Cheap Tricks on Social Security

July 08, 2011

The business-backed group Third Way has been making a big point of going after Social Security lately. Today it had a column telling us that Social Security is in crisis, even though the most recent projections from the Social Security trustees show that the program can pay full scheduled benefits with no changes whatsoever for a quarter century. Even after that point, the program would always be able to pay a higher benefit than what current retirees receive.

Third Way’s crisis argument hinges on the fact that the program is paying out more in benefits than it collects in taxes. In other words, it is relying on interest from the $2.6 trillion trust fund that it has built up over the last quarter century. To term this a crisis would be like saying that Bill Gates had a crisis because he dipped into his $50 billion in assets to build some new play houses for his kids. The trust fund was built up for the explicit purpose of supporting the program. It makes no sense to say that using it is a crisis.

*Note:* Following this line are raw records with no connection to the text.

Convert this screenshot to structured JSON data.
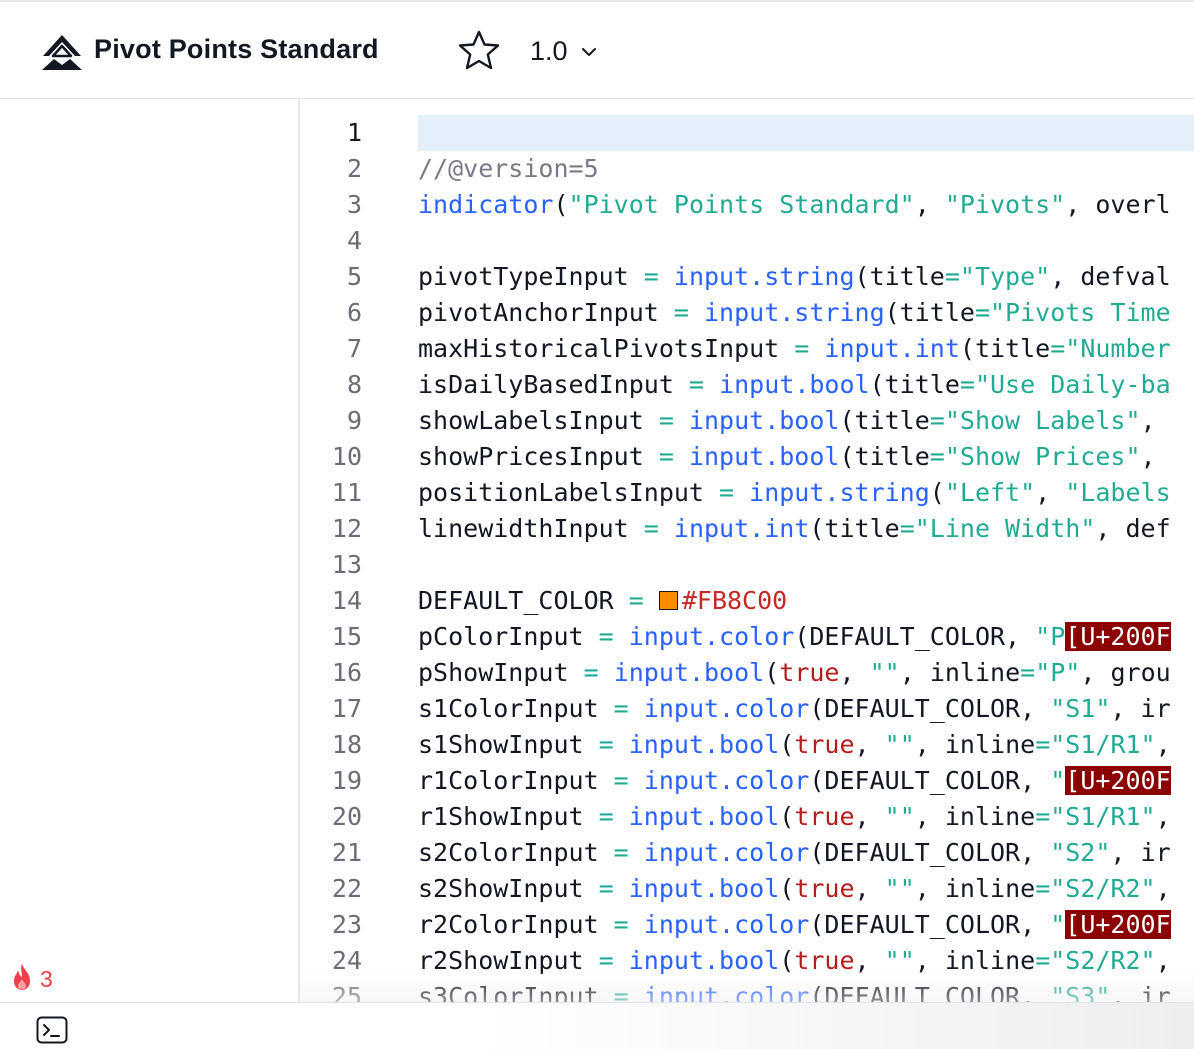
{
  "header": {
    "title": "Pivot Points Standard",
    "version": "1.0",
    "logo_icon": "mountain-logo-icon",
    "star_icon": "star-icon",
    "chevron_icon": "chevron-down-icon"
  },
  "sidebar": {
    "boost_icon": "fire-icon",
    "boost_count": "3"
  },
  "bottombar": {
    "console_icon": "terminal-icon"
  },
  "colors": {
    "accent_blue": "#2962ff",
    "string_green": "#22ab94",
    "keyword_red": "#b71c1c",
    "current_line": "#e3effa",
    "swatch_orange": "#FB8C00",
    "error_bg": "#8b0000"
  },
  "editor": {
    "current_line": 1,
    "lines": [
      {
        "n": "1",
        "segments": []
      },
      {
        "n": "2",
        "segments": [
          [
            "c-comment",
            "//@version=5"
          ]
        ]
      },
      {
        "n": "3",
        "segments": [
          [
            "c-fn",
            "indicator"
          ],
          [
            "c-plain",
            "("
          ],
          [
            "c-str",
            "\"Pivot Points Standard\""
          ],
          [
            "c-plain",
            ", "
          ],
          [
            "c-str",
            "\"Pivots\""
          ],
          [
            "c-plain",
            ", overl"
          ]
        ]
      },
      {
        "n": "4",
        "segments": []
      },
      {
        "n": "5",
        "segments": [
          [
            "c-plain",
            "pivotTypeInput "
          ],
          [
            "c-op",
            "="
          ],
          [
            "c-plain",
            " "
          ],
          [
            "c-fn",
            "input.string"
          ],
          [
            "c-plain",
            "(title"
          ],
          [
            "c-op",
            "="
          ],
          [
            "c-str",
            "\"Type\""
          ],
          [
            "c-plain",
            ", defval"
          ]
        ]
      },
      {
        "n": "6",
        "segments": [
          [
            "c-plain",
            "pivotAnchorInput "
          ],
          [
            "c-op",
            "="
          ],
          [
            "c-plain",
            " "
          ],
          [
            "c-fn",
            "input.string"
          ],
          [
            "c-plain",
            "(title"
          ],
          [
            "c-op",
            "="
          ],
          [
            "c-str",
            "\"Pivots Time"
          ]
        ]
      },
      {
        "n": "7",
        "segments": [
          [
            "c-plain",
            "maxHistoricalPivotsInput "
          ],
          [
            "c-op",
            "="
          ],
          [
            "c-plain",
            " "
          ],
          [
            "c-fn",
            "input.int"
          ],
          [
            "c-plain",
            "(title"
          ],
          [
            "c-op",
            "="
          ],
          [
            "c-str",
            "\"Number"
          ]
        ]
      },
      {
        "n": "8",
        "segments": [
          [
            "c-plain",
            "isDailyBasedInput "
          ],
          [
            "c-op",
            "="
          ],
          [
            "c-plain",
            " "
          ],
          [
            "c-fn",
            "input.bool"
          ],
          [
            "c-plain",
            "(title"
          ],
          [
            "c-op",
            "="
          ],
          [
            "c-str",
            "\"Use Daily-ba"
          ]
        ]
      },
      {
        "n": "9",
        "segments": [
          [
            "c-plain",
            "showLabelsInput "
          ],
          [
            "c-op",
            "="
          ],
          [
            "c-plain",
            " "
          ],
          [
            "c-fn",
            "input.bool"
          ],
          [
            "c-plain",
            "(title"
          ],
          [
            "c-op",
            "="
          ],
          [
            "c-str",
            "\"Show Labels\""
          ],
          [
            "c-plain",
            ","
          ]
        ]
      },
      {
        "n": "10",
        "segments": [
          [
            "c-plain",
            "showPricesInput "
          ],
          [
            "c-op",
            "="
          ],
          [
            "c-plain",
            " "
          ],
          [
            "c-fn",
            "input.bool"
          ],
          [
            "c-plain",
            "(title"
          ],
          [
            "c-op",
            "="
          ],
          [
            "c-str",
            "\"Show Prices\""
          ],
          [
            "c-plain",
            ","
          ]
        ]
      },
      {
        "n": "11",
        "segments": [
          [
            "c-plain",
            "positionLabelsInput "
          ],
          [
            "c-op",
            "="
          ],
          [
            "c-plain",
            " "
          ],
          [
            "c-fn",
            "input.string"
          ],
          [
            "c-plain",
            "("
          ],
          [
            "c-str",
            "\"Left\""
          ],
          [
            "c-plain",
            ", "
          ],
          [
            "c-str",
            "\"Labels"
          ]
        ]
      },
      {
        "n": "12",
        "segments": [
          [
            "c-plain",
            "linewidthInput "
          ],
          [
            "c-op",
            "="
          ],
          [
            "c-plain",
            " "
          ],
          [
            "c-fn",
            "input.int"
          ],
          [
            "c-plain",
            "(title"
          ],
          [
            "c-op",
            "="
          ],
          [
            "c-str",
            "\"Line Width\""
          ],
          [
            "c-plain",
            ", def"
          ]
        ]
      },
      {
        "n": "13",
        "segments": []
      },
      {
        "n": "14",
        "segments": [
          [
            "c-plain",
            "DEFAULT_COLOR "
          ],
          [
            "c-op",
            "="
          ],
          [
            "c-plain",
            " "
          ],
          [
            "swatch",
            "#FB8C00"
          ],
          [
            "c-hex",
            "#FB8C00"
          ]
        ]
      },
      {
        "n": "15",
        "segments": [
          [
            "c-plain",
            "pColorInput "
          ],
          [
            "c-op",
            "="
          ],
          [
            "c-plain",
            " "
          ],
          [
            "c-fn",
            "input.color"
          ],
          [
            "c-plain",
            "(DEFAULT_COLOR, "
          ],
          [
            "c-str",
            "\"P"
          ],
          [
            "c-err",
            "[U+200F"
          ]
        ]
      },
      {
        "n": "16",
        "segments": [
          [
            "c-plain",
            "pShowInput "
          ],
          [
            "c-op",
            "="
          ],
          [
            "c-plain",
            " "
          ],
          [
            "c-fn",
            "input.bool"
          ],
          [
            "c-plain",
            "("
          ],
          [
            "c-kw",
            "true"
          ],
          [
            "c-plain",
            ", "
          ],
          [
            "c-str",
            "\"\""
          ],
          [
            "c-plain",
            ", inline"
          ],
          [
            "c-op",
            "="
          ],
          [
            "c-str",
            "\"P\""
          ],
          [
            "c-plain",
            ", grou"
          ]
        ]
      },
      {
        "n": "17",
        "segments": [
          [
            "c-plain",
            "s1ColorInput "
          ],
          [
            "c-op",
            "="
          ],
          [
            "c-plain",
            " "
          ],
          [
            "c-fn",
            "input.color"
          ],
          [
            "c-plain",
            "(DEFAULT_COLOR, "
          ],
          [
            "c-str",
            "\"S1\""
          ],
          [
            "c-plain",
            ", ir"
          ]
        ]
      },
      {
        "n": "18",
        "segments": [
          [
            "c-plain",
            "s1ShowInput "
          ],
          [
            "c-op",
            "="
          ],
          [
            "c-plain",
            " "
          ],
          [
            "c-fn",
            "input.bool"
          ],
          [
            "c-plain",
            "("
          ],
          [
            "c-kw",
            "true"
          ],
          [
            "c-plain",
            ", "
          ],
          [
            "c-str",
            "\"\""
          ],
          [
            "c-plain",
            ", inline"
          ],
          [
            "c-op",
            "="
          ],
          [
            "c-str",
            "\"S1/R1\""
          ],
          [
            "c-plain",
            ","
          ]
        ]
      },
      {
        "n": "19",
        "segments": [
          [
            "c-plain",
            "r1ColorInput "
          ],
          [
            "c-op",
            "="
          ],
          [
            "c-plain",
            " "
          ],
          [
            "c-fn",
            "input.color"
          ],
          [
            "c-plain",
            "(DEFAULT_COLOR, "
          ],
          [
            "c-str",
            "\""
          ],
          [
            "c-err",
            "[U+200F"
          ]
        ]
      },
      {
        "n": "20",
        "segments": [
          [
            "c-plain",
            "r1ShowInput "
          ],
          [
            "c-op",
            "="
          ],
          [
            "c-plain",
            " "
          ],
          [
            "c-fn",
            "input.bool"
          ],
          [
            "c-plain",
            "("
          ],
          [
            "c-kw",
            "true"
          ],
          [
            "c-plain",
            ", "
          ],
          [
            "c-str",
            "\"\""
          ],
          [
            "c-plain",
            ", inline"
          ],
          [
            "c-op",
            "="
          ],
          [
            "c-str",
            "\"S1/R1\""
          ],
          [
            "c-plain",
            ","
          ]
        ]
      },
      {
        "n": "21",
        "segments": [
          [
            "c-plain",
            "s2ColorInput "
          ],
          [
            "c-op",
            "="
          ],
          [
            "c-plain",
            " "
          ],
          [
            "c-fn",
            "input.color"
          ],
          [
            "c-plain",
            "(DEFAULT_COLOR, "
          ],
          [
            "c-str",
            "\"S2\""
          ],
          [
            "c-plain",
            ", ir"
          ]
        ]
      },
      {
        "n": "22",
        "segments": [
          [
            "c-plain",
            "s2ShowInput "
          ],
          [
            "c-op",
            "="
          ],
          [
            "c-plain",
            " "
          ],
          [
            "c-fn",
            "input.bool"
          ],
          [
            "c-plain",
            "("
          ],
          [
            "c-kw",
            "true"
          ],
          [
            "c-plain",
            ", "
          ],
          [
            "c-str",
            "\"\""
          ],
          [
            "c-plain",
            ", inline"
          ],
          [
            "c-op",
            "="
          ],
          [
            "c-str",
            "\"S2/R2\""
          ],
          [
            "c-plain",
            ","
          ]
        ]
      },
      {
        "n": "23",
        "segments": [
          [
            "c-plain",
            "r2ColorInput "
          ],
          [
            "c-op",
            "="
          ],
          [
            "c-plain",
            " "
          ],
          [
            "c-fn",
            "input.color"
          ],
          [
            "c-plain",
            "(DEFAULT_COLOR, "
          ],
          [
            "c-str",
            "\""
          ],
          [
            "c-err",
            "[U+200F"
          ]
        ]
      },
      {
        "n": "24",
        "segments": [
          [
            "c-plain",
            "r2ShowInput "
          ],
          [
            "c-op",
            "="
          ],
          [
            "c-plain",
            " "
          ],
          [
            "c-fn",
            "input.bool"
          ],
          [
            "c-plain",
            "("
          ],
          [
            "c-kw",
            "true"
          ],
          [
            "c-plain",
            ", "
          ],
          [
            "c-str",
            "\"\""
          ],
          [
            "c-plain",
            ", inline"
          ],
          [
            "c-op",
            "="
          ],
          [
            "c-str",
            "\"S2/R2\""
          ],
          [
            "c-plain",
            ","
          ]
        ]
      },
      {
        "n": "25",
        "segments": [
          [
            "c-plain",
            "s3ColorInput "
          ],
          [
            "c-op",
            "="
          ],
          [
            "c-plain",
            " "
          ],
          [
            "c-fn",
            "input.color"
          ],
          [
            "c-plain",
            "(DEFAULT_COLOR, "
          ],
          [
            "c-str",
            "\"S3\""
          ],
          [
            "c-plain",
            ", ir"
          ]
        ]
      }
    ]
  }
}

It is also worth noting that even if we waited until 2036 and the program actually faced a shortfall, the amount of additional revenue needed to sustain the program’s full benefits past this shortfall would be trivial compared to costs like the increase in military spending associated with the wars in Afghanistan and Iraq. 

Third Way also is being somewhat deceptive in describing its proposed Social Security cuts as progressive. The cuts would hurt all beneficiaries, although the largest cuts would be for people like nurses and firefighters who might have averaged $60,000 to $70,000 in wages over their working lifetime.

While these cuts might technically be progressive for the program (they will reduce Bill Gates benefits by a larger proportion than the benefits of minimum wage worker), they will certainly have a larger impact on the living standards of low and middle income retirees than wealthy retirees. (They will reduce the retirement income of a low wage worker by a far larger proportion than the retirement income of Bill Gates.)

The focus of the cuts on middle income workers is progressive in the same way that a tax increase of 5 percentage points on workers earning less than $30,000 and 10 percent on income over $30,000 (and capped at $250,000) can be called progressive. On average, higher income workers would be seeing a bigger tax increase than lower income workers, but the people hit hardest do not fit anyone’s definition of wealthy.